I have been married to my wife Sarah for 20 years and have three boys Josh, Chris, and Jake.  I applied to the Jefferson County Sheriff Office in January 2015 and was one of the few chosen to attend the 2015-03 Jeffco/Lakewood Combined Regional Academy. I am honored to continue to my service to the people of Colorado and Jefferson County.

I decided to write this week’s blog because I recently had a discussion with my one of my sons about how important writing is. Chris reads these blogs every week and has decided that he too wants to become a Peace Officer when he is old enough.  I want him to see the importance of paying attention in school and how some day he can be writing about something that many people will read.
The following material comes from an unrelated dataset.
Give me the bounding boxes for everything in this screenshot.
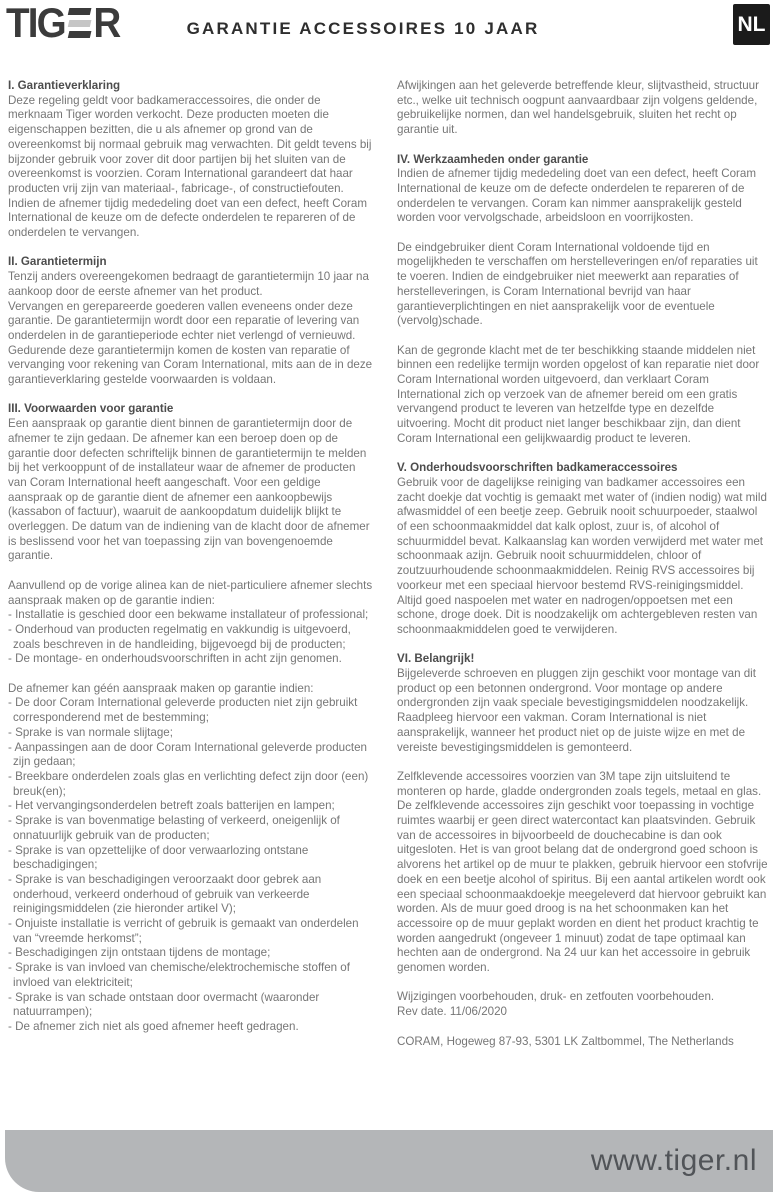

In short, I wanted to continue to be a role model for my children.

Now on to the blog:

Week 11 – Half way there!! It’s tough starting off the mid-way week with another difficult test, but all of us made it through with no issues. The week itself was tough, with the introduction of ground fighting techniques and paired with the late nights from our night shooting and the early morning this week could possibly be one of the most tiresome yet. This week also saw our last report writing scenario, although the instructors have challenged us to keep writing and turn those papers in.

The ground fighting classes were an introduction for most of the recruits. We were taught where we don’t want to be no matter what our skill level was.  At the end of the two classes the students were challenged with a test of skill to use the techniques they have learned to escape from the “mounted” and “guard” positions. The recruits quickly learned that being on your back fighting to get to your feet is easier said than done. A few bumps and bruises later, we all learned some very valuable lessons.

Tuesday and Thursday evenings brought our first night shoots with lighted, low-light, and flash-light-only shooting. The recruits were challenged with not only learning how to shoot their firearms in less than favorable conditions, but with the added piece of equipment (our flashlights) we learned the value of using proper technique. I think overall it helped some of the recruits with their shooting because shooting at night with low light conditions requires the shooter to really focus on the front sight post (rather than the back sights), a point that is reinforced every day.

The final scenario for report writing was a tough for most: dealing with a sexual assault case. We learned the value of effective communication with a person who is probably in the worst position of their life.  We learned what questions to ask and more importantly what not to say when interviewing a potential victim of a violent crime.